= Conn MacShane O'Neill =

Irish noble

Con(n) MacShane O'Neill (1565–1630) was an Irish flaith or Prince of Ulster, the Lord of Clabbye, nobleman, rebel, and political leader in the late 16th century and early 17th century.

Conn was the son of then lord of Tyrone, Shane O'Neill, known as "Seán an Diomas" or "Shane The Proud". There are conflicting accounts of his mother, those being the Countess Catherine MacLean, final wife of Shane O'Neill, or a daughter of Shane Og Maguire, Prince of Fermanagh, to whom Shane was briefly married to in 1562, or Mary O'Donnell, daughter of Calvagh Prince of Tir Connell. Early in life, he was often held as a pledge for his father and later his brothers good conduct to both the English and to important Irish dynasties. However, by the 1570s, he appears to live in Scotland at the court of the MacLeans.

Conn followed his brothers Hugh Gaveloch and Henry MacShane O'Neill into a protracted war against their cousins Turlough Lineach O'Neill and Hugh, the Earl of Tyrone in 1583. Collectively, the ten brothers were known as the "Mac Shanes" and waged continual war from 1583 to 1591 for domination of Ulster with the backing of a Scottish army made up of MacLeans and MacDonnells. In 1589, the ruling O'Neill Mor, Sir Turlough Lineach O'Neill, adopted Conn MacShane and declared him Tanist of the O'Neill nation.

Conn opposed his first cousin, Hugh O'Neill, the 2nd Earl of Tyrone continuously during the 1590s and into the 17th century. He went so far as to travel to England and accuse the Earl of treason in 1590. He and his brother Hugh had a letter of thanks, written by a Spanish Captain who had been shipwrecked and given hospitality by the Earl. The case was tried in front of Elizabeth and for political reasons, the Earl went unpunished. Soon after Conn's brothers Hugh and Brian were caught and executed by the Earl and the MacShanes had to return to Ulster no better off than before. In 1590, Conn was briefly elected The O'Neill Mor. However, he was overthrown and during the 9 Years War, he was arrested and again held captive by his cousin on an island stronghold in Killetra. As the Earl started to lose the war, Conn escaped and joined the English, fighting with them to defeat of the Earl. Conn was married to Mary O'Donnell, a princess of the Tyrconnell dynasty. It is difficult to determine whether she was a daughter of Manus O'Donnell or his son Sir Hugh O'Donnell, as both have named Mary or Mairéad.

When the Earl fled Ireland in 1607, Conn was rewarded with a large estate known at Clabbye in south-western Ulster for the rest of life. Conn had at least one son, and Art Og O'Neill who inherited Clabbye who was known to have fortified it and held it into the 1640s.

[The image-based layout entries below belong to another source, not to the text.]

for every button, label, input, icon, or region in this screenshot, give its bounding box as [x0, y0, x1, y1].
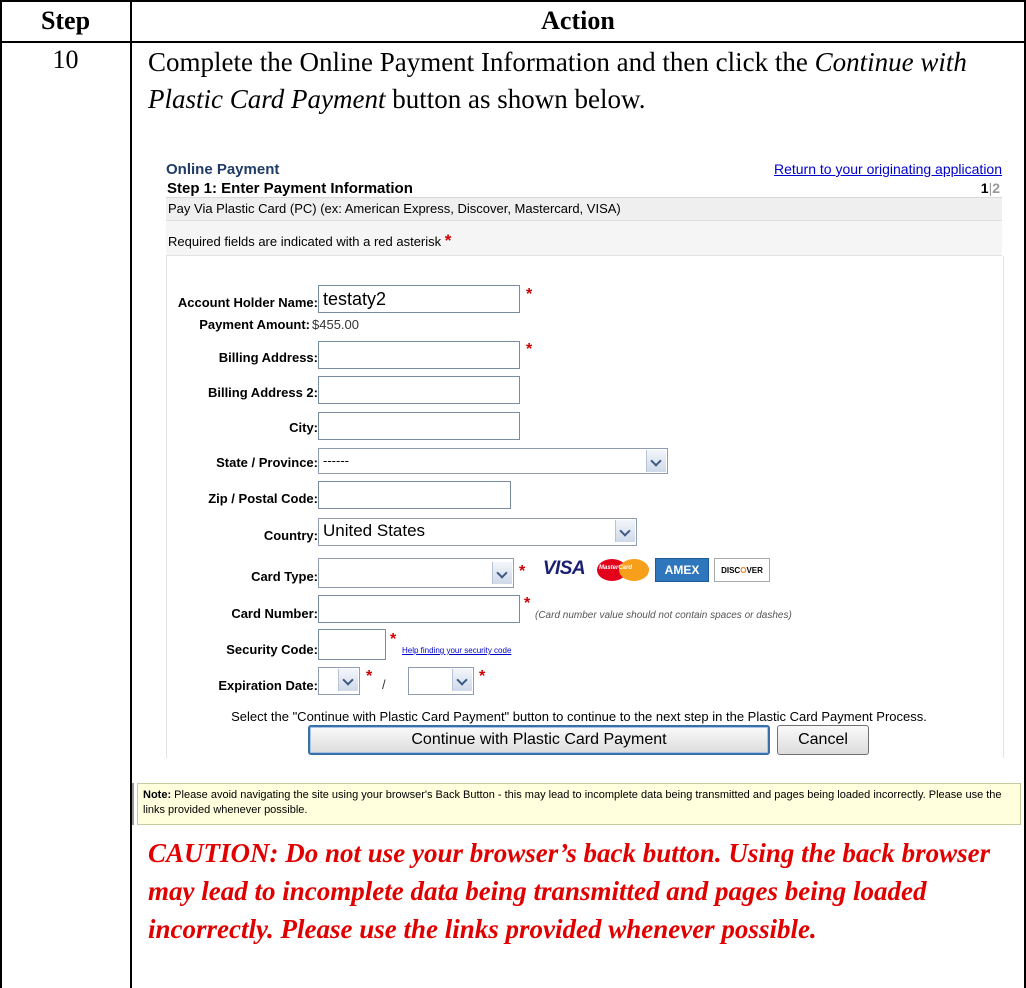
expiration-label: Expiration Date:: [218, 678, 318, 693]
expiration-separator: /: [382, 677, 386, 692]
card-type-required: *: [519, 563, 526, 580]
zip-input[interactable]: [318, 481, 511, 509]
required-note: Required fields are indicated with a red…: [168, 231, 451, 251]
header-action: Action: [541, 6, 615, 35]
security-code-input[interactable]: [318, 629, 386, 660]
country-label: Country:: [263, 528, 318, 543]
expiration-month-select[interactable]: [318, 667, 360, 695]
payment-amount-label: Payment Amount:: [199, 317, 310, 332]
payment-screenshot: Online Payment Return to your originatin…: [132, 158, 1026, 825]
pay-via-bar: Pay Via Plastic Card (PC) (ex: American …: [166, 198, 1002, 221]
table-left-border: [0, 0, 2, 988]
discover-logo-icon: DISC O VER: [714, 558, 770, 582]
required-star: *: [444, 231, 452, 250]
card-number-label: Card Number:: [231, 606, 318, 621]
country-select-value: United States: [323, 521, 426, 540]
state-select-value: ------: [323, 453, 349, 468]
account-holder-input[interactable]: testaty2: [318, 285, 520, 313]
billing-address-required: *: [526, 341, 533, 358]
card-number-required: *: [524, 595, 531, 612]
page-current: 1: [980, 180, 989, 196]
zip-label: Zip / Postal Code:: [208, 491, 318, 506]
instruction-text-1: Complete the Online Payment Information …: [148, 47, 815, 77]
cancel-button[interactable]: Cancel: [777, 725, 869, 755]
online-payment-title: Online Payment: [166, 161, 280, 178]
header-step: Step: [40, 6, 91, 35]
state-select[interactable]: ------: [318, 448, 668, 474]
note-text: Please avoid navigating the site using y…: [143, 789, 1002, 816]
step-number: 10: [52, 45, 79, 74]
chevron-down-icon: [492, 562, 512, 584]
required-note-text: Required fields are indicated with a red…: [168, 234, 442, 249]
required-note-bar: Required fields are indicated with a red…: [166, 221, 1002, 256]
chevron-down-icon: [646, 450, 666, 472]
billing-address2-label: Billing Address 2:: [207, 385, 318, 400]
state-label: State / Province:: [216, 455, 318, 470]
account-holder-required: *: [526, 286, 533, 303]
continue-with-plastic-card-payment-button[interactable]: Continue with Plastic Card Payment: [308, 725, 770, 755]
mastercard-logo-text: MasterCard: [599, 565, 633, 571]
card-number-hint: (Card number value should not contain sp…: [535, 610, 792, 621]
expiration-year-required: *: [479, 668, 486, 685]
expiration-month-required: *: [366, 668, 373, 685]
city-input[interactable]: [318, 412, 520, 440]
billing-address-input[interactable]: [318, 341, 520, 369]
card-type-select[interactable]: [318, 558, 514, 588]
security-code-label: Security Code:: [226, 642, 318, 657]
mastercard-logo-icon: MasterCard: [597, 559, 649, 581]
account-holder-label: Account Holder Name:: [177, 295, 318, 310]
instruction-table: Step Action 10 Complete the Online Payme…: [0, 0, 1026, 988]
note-label: Note:: [143, 789, 172, 801]
city-label: City:: [289, 420, 318, 435]
payment-amount-value: $455.00: [312, 317, 359, 332]
card-type-label: Card Type:: [251, 569, 318, 584]
chevron-down-icon: [452, 669, 472, 691]
chevron-down-icon: [338, 669, 358, 691]
table-header-border: [0, 41, 1026, 43]
pay-via-text: Pay Via Plastic Card (PC) (ex: American …: [168, 201, 621, 216]
billing-address2-input[interactable]: [318, 376, 520, 404]
instruction-text-2: button as shown below.: [385, 84, 646, 114]
back-button-note: Note: Please avoid navigating the site u…: [137, 783, 1021, 825]
note-side-bar: [132, 783, 134, 825]
expiration-year-select[interactable]: [408, 667, 474, 695]
step-header: Step 1: Enter Payment Information 1|2: [166, 179, 1002, 198]
security-code-help-link[interactable]: Help finding your security code: [402, 646, 511, 655]
step-pager: 1|2: [981, 180, 1000, 196]
caution-text: CAUTION: Do not use your browser’s back …: [148, 838, 991, 944]
continue-instructions: Select the "Continue with Plastic Card P…: [231, 709, 927, 724]
page-next: 2: [992, 180, 1000, 196]
card-number-input[interactable]: [318, 595, 520, 623]
visa-logo-icon: VISA: [542, 558, 586, 579]
security-code-required: *: [390, 631, 397, 648]
return-link[interactable]: Return to your originating application: [774, 161, 1002, 177]
country-select[interactable]: United States: [318, 518, 637, 546]
billing-address-label: Billing Address:: [218, 350, 318, 365]
amex-logo-icon: AMEX: [655, 558, 709, 582]
chevron-down-icon: [615, 520, 635, 542]
step-title: Step 1: Enter Payment Information: [167, 180, 413, 197]
step-instruction: Complete the Online Payment Information …: [148, 44, 1018, 118]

Conn MacShane's family was considered close enough to the Earl's to be considered part of the titled bloodline. In 1640, the 3rd Earl of Tyrone listed the descendants of Conn as the final lineage capable of claiming the title of "Tyrone" should all the lineage of Mathew "Ferdocha" O'Neill be extinguished. To that fact, in 1683, Conn's grandson Cormac MacShane O'Neill traveled to Spain and unsuccessfully petitioned for the title and position as the 8th Earl/Count of Tyrone in the Spanish creation. He was undermined by a young nephew of the 7th Earl/Count. However, upon his death in the early 1690s, the line of Conn MacShane O'Neill back in Ireland reverted using the O'Neill Mor name again, and kept up the traditions of election within the O'Neill family beyond 1888.